Per me le donne sono come l’acqua che scivola sulle pietre, crea fessure e in queste fessure si infila, fino a trovare la strada che avevano deciso di percorrere e le raggiungono.

Ne La collana di cristallo, che hai citato, Marietta Barovier è una vetraia della fine del 1400 che, pur non avendo il permesso perché la Serenissima impediva alle donne di usare la canna da soffio, con molta pacatezza e con molta gentilezza, riesce a ottenere la patente di vetraia. Di queste donne è piena la storia. In Sardegna Grazia Deledda (premio Nobel per la letteratura nel 1926, la prima e unica italiana a riceverlo, n.d.r) ha parlato di donne come le canne al vento, si piegavano, ma non si spezzavano mai.

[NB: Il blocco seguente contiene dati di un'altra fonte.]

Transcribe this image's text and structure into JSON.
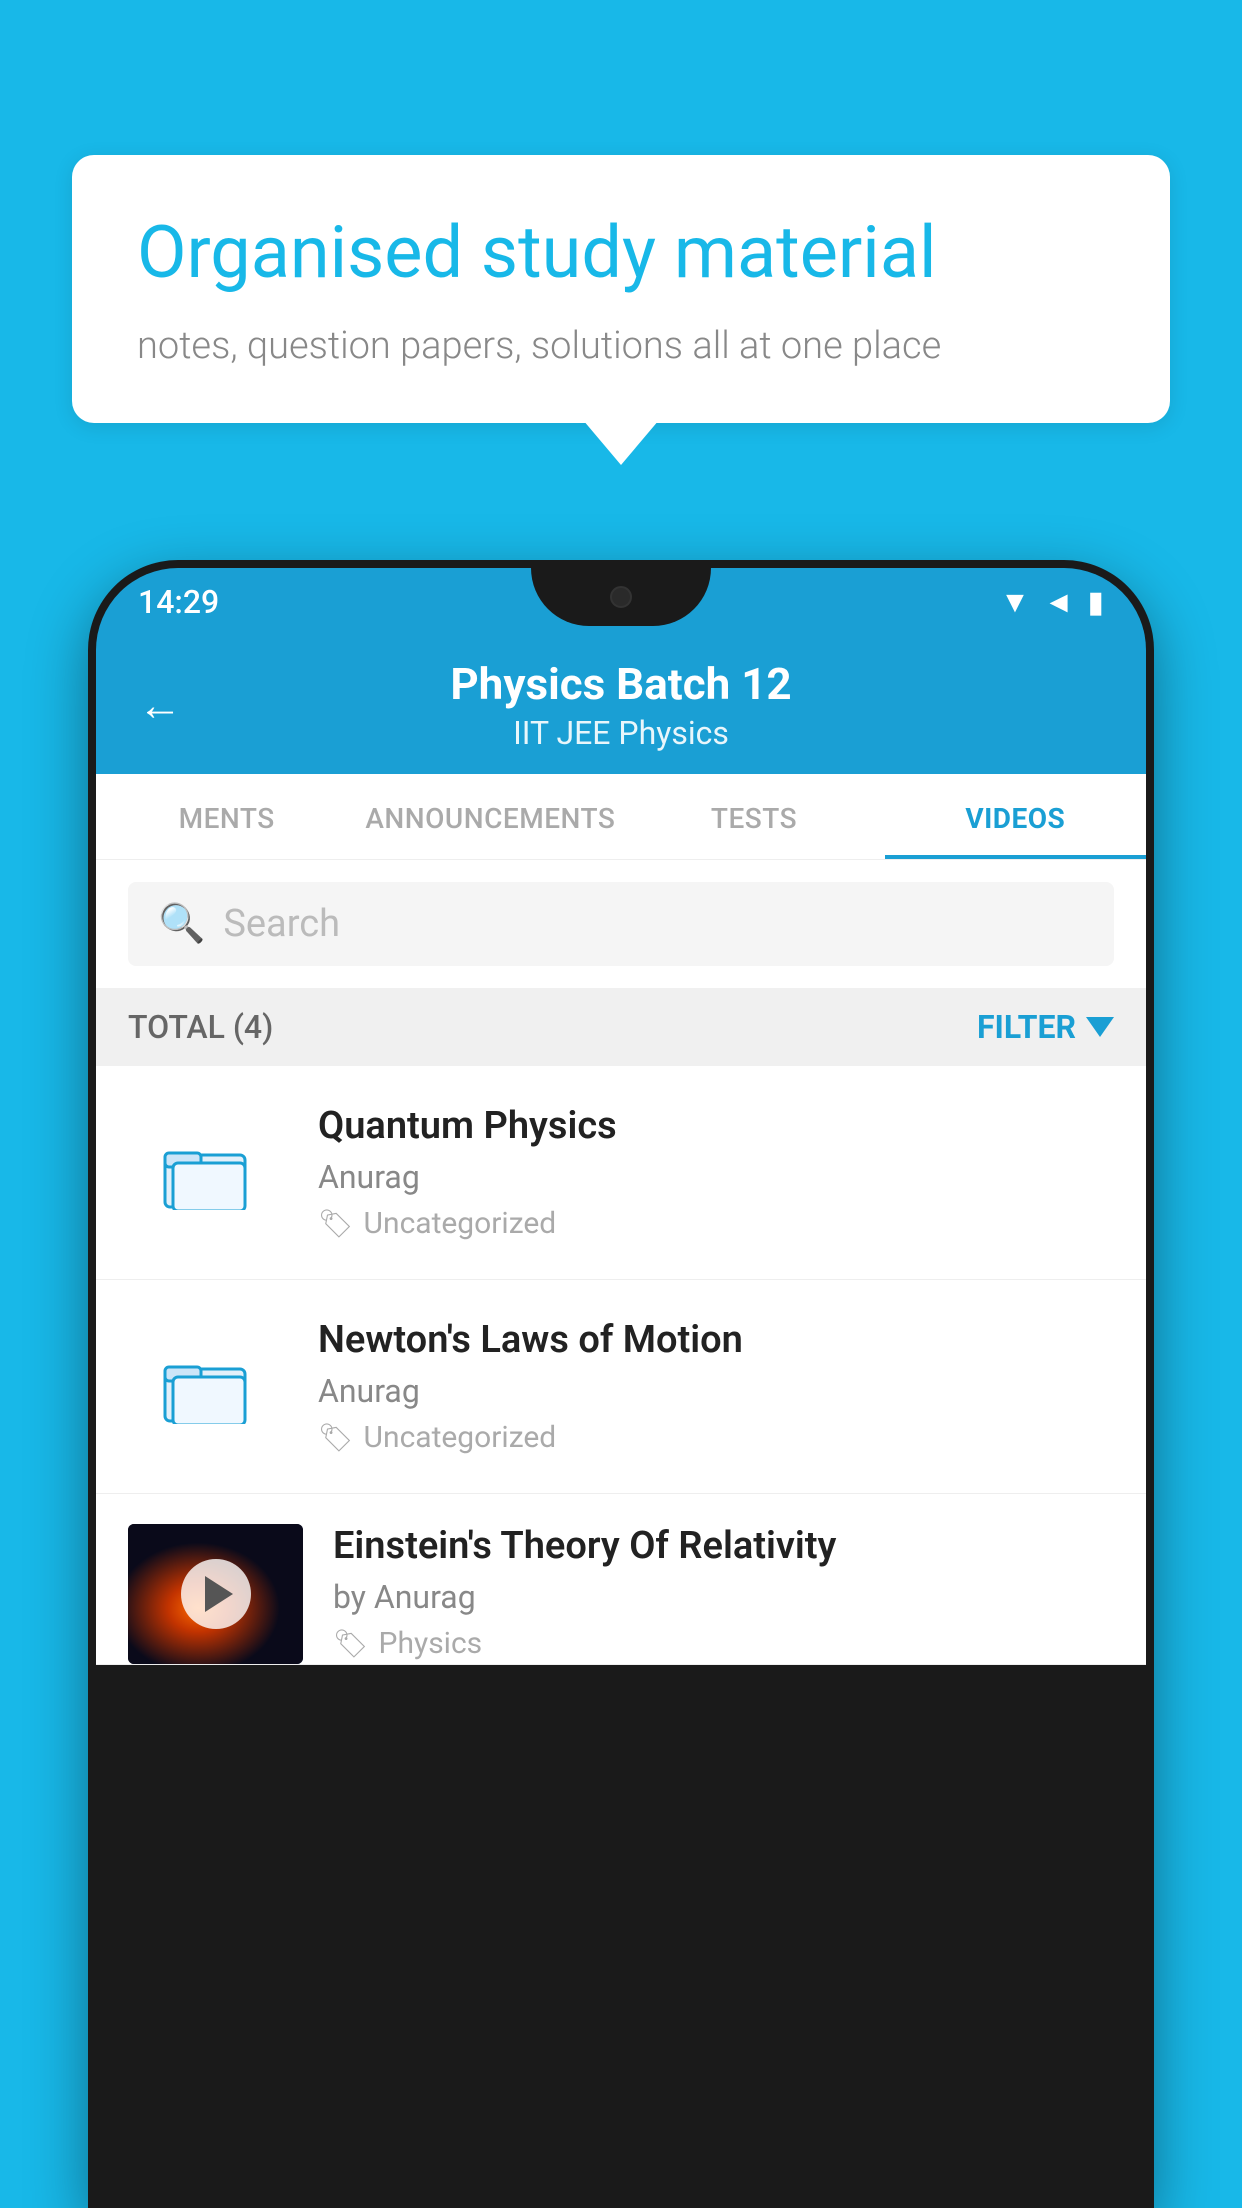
{
  "background_color": "#18b8e8",
  "speech_bubble": {
    "headline": "Organised study material",
    "subtext": "notes, question papers, solutions all at one place"
  },
  "status_bar": {
    "time": "14:29",
    "icons": [
      "wifi",
      "signal",
      "battery"
    ]
  },
  "app_header": {
    "title": "Physics Batch 12",
    "subtitle": "IIT JEE    Physics",
    "back_label": "back"
  },
  "tabs": [
    {
      "label": "MENTS",
      "active": false
    },
    {
      "label": "ANNOUNCEMENTS",
      "active": false
    },
    {
      "label": "TESTS",
      "active": false
    },
    {
      "label": "VIDEOS",
      "active": true
    }
  ],
  "search": {
    "placeholder": "Search"
  },
  "filter_bar": {
    "total_label": "TOTAL (4)",
    "filter_label": "FILTER"
  },
  "videos": [
    {
      "title": "Quantum Physics",
      "author": "Anurag",
      "tag": "Uncategorized",
      "type": "folder"
    },
    {
      "title": "Newton's Laws of Motion",
      "author": "Anurag",
      "tag": "Uncategorized",
      "type": "folder"
    },
    {
      "title": "Einstein's Theory Of Relativity",
      "author": "by Anurag",
      "tag": "Physics",
      "type": "video"
    }
  ]
}
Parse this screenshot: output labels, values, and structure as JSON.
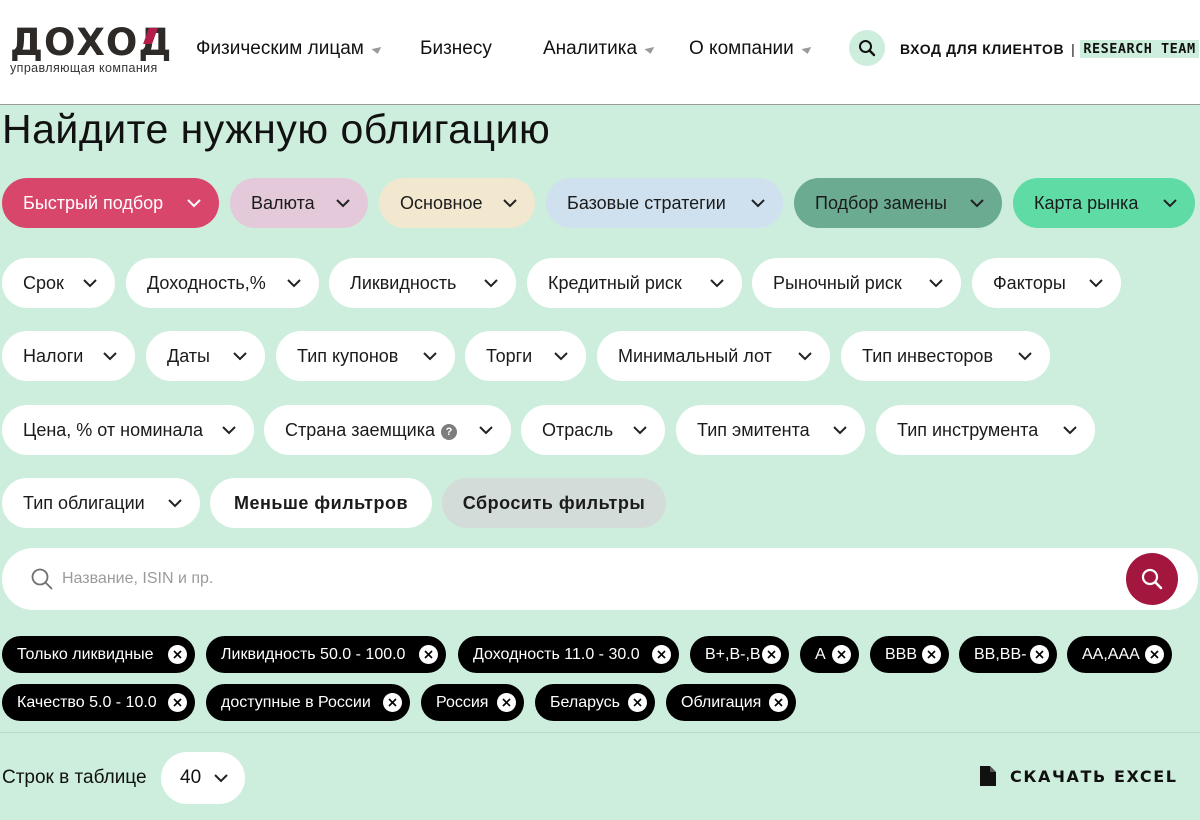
{
  "header": {
    "logo_text": "ДОХОД",
    "logo_subtitle": "управляющая компания",
    "nav": [
      {
        "label": "Физическим лицам",
        "dropdown": true
      },
      {
        "label": "Бизнесу",
        "dropdown": false
      },
      {
        "label": "Аналитика",
        "dropdown": true
      },
      {
        "label": "О компании",
        "dropdown": true
      }
    ],
    "login_label": "ВХОД ДЛЯ КЛИЕНТОВ",
    "separator": "|",
    "research_label": "RESEARCH TEAM",
    "accent_color": "#b31e48"
  },
  "page_title": "Найдите нужную облигацию",
  "preset_tabs": [
    {
      "label": "Быстрый подбор",
      "bg": "#d9466b",
      "fg": "#ffffff"
    },
    {
      "label": "Валюта",
      "bg": "#e3c9d9",
      "fg": "#1b1b1b"
    },
    {
      "label": "Основное",
      "bg": "#f2e8cf",
      "fg": "#1b1b1b"
    },
    {
      "label": "Базовые стратегии",
      "bg": "#cfe0ee",
      "fg": "#1b1b1b"
    },
    {
      "label": "Подбор замены",
      "bg": "#6aab92",
      "fg": "#1b1b1b"
    },
    {
      "label": "Карта рынка",
      "bg": "#5fdca6",
      "fg": "#1b1b1b"
    }
  ],
  "filters": {
    "row1": [
      "Срок",
      "Доходность,%",
      "Ликвидность",
      "Кредитный риск",
      "Рыночный риск",
      "Факторы"
    ],
    "row2": [
      "Налоги",
      "Даты",
      "Тип купонов",
      "Торги",
      "Минимальный лот",
      "Тип инвесторов"
    ],
    "row3": [
      "Цена, % от номинала",
      "Страна заемщика",
      "Отрасль",
      "Тип эмитента",
      "Тип инструмента"
    ],
    "row4": [
      "Тип облигации"
    ],
    "help_mark": "?",
    "less_filters": "Меньше фильтров",
    "reset_filters": "Сбросить фильтры"
  },
  "search": {
    "placeholder": "Название, ISIN и пр.",
    "button_color": "#a3163d"
  },
  "active_chips": [
    "Только ликвидные",
    "Ликвидность 50.0 - 100.0",
    "Доходность 11.0 - 30.0",
    "B+,B-,B",
    "A",
    "BBB",
    "BB,BB-",
    "AA,AAA",
    "Качество 5.0 - 10.0",
    "доступные в России",
    "Россия",
    "Беларусь",
    "Облигация"
  ],
  "table_controls": {
    "rows_label": "Строк в таблице",
    "rows_value": "40",
    "excel_label": "СКАЧАТЬ EXCEL"
  }
}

Anche lei non si è mai piegata, ha trovato il modo di raggiungere i suoi obiettivi. Penso che il mondo venga cambiato da persone come loro, che con pacatezza, con determinazione raggiungono gli obiettivi.

Ritorna in questa conversazione parola gentilezza. Che cos’è la gentilezza?

L’istintiva cura verso chi ci circonda e anche verso il luogo dove siamo; ma è anche prendersi la responsabilità di quello che accade intorno. Un gesto gentile non è mai un gesto sprecato. Oggi la gentilezza è considerata una debolezza, piangere è diventata una vergogna, la generosità è da sfigati. Tutte quelle virtù che ci rendevano umani sono diventate una barzelletta. Ecco, questo è una cosa devastante perché ci allontana dalla nostra umanità, dalle nostre relazioni. Noi possiamo avere la forza, trovare la forza solo nella nostra umanità.

Che cosa ti dà il lavoro con le api?

Appena si apre l’arnia la prima cosa che si fa è annusare, l’olfatto riprende il suo predominio sui sensi. Attraverso l’odore che sale dall’arnia, possiamo capire come sta la famiglia. Poi dobbiamo osservare le api, come si comportano.

Questo impone un modo di approcciarti anche a tutto il resto, non solo alle api, ossia quello dell’osservare. Osservare è capire. Se guardi la persona, ti rendi conto del linguaggio del corpo, di tutte le difficoltà che può avere, di quello che ti stai dicendo. La società delle api è altruista e non esiste altro che il benessere della colonia. Noi invece abbiamo perduto la concezione della collaborazione.

Di che cosa hanno bisogno le api in questo periodo?

Hanno bisogno di riposo fa un po’ più di freddo e stanno intorno alla regina. La stagione estiva è stata difficile perché l’escursione termica è stata pazzesca, con temperature folli, e dove è piovuto tantissimo ma raramente. E dunque i fiori non hanno potuto far sbocciare e le api sono entrate in una situazione di sofferenza. E adesso è arrivato il momento di riposare e di prepararsi alla primavera. La primavera è la speranza e noi non dobbiamo mai perdere la speranza che le persone si rendano conto di tutto quello che c’è di bello intorno a loro.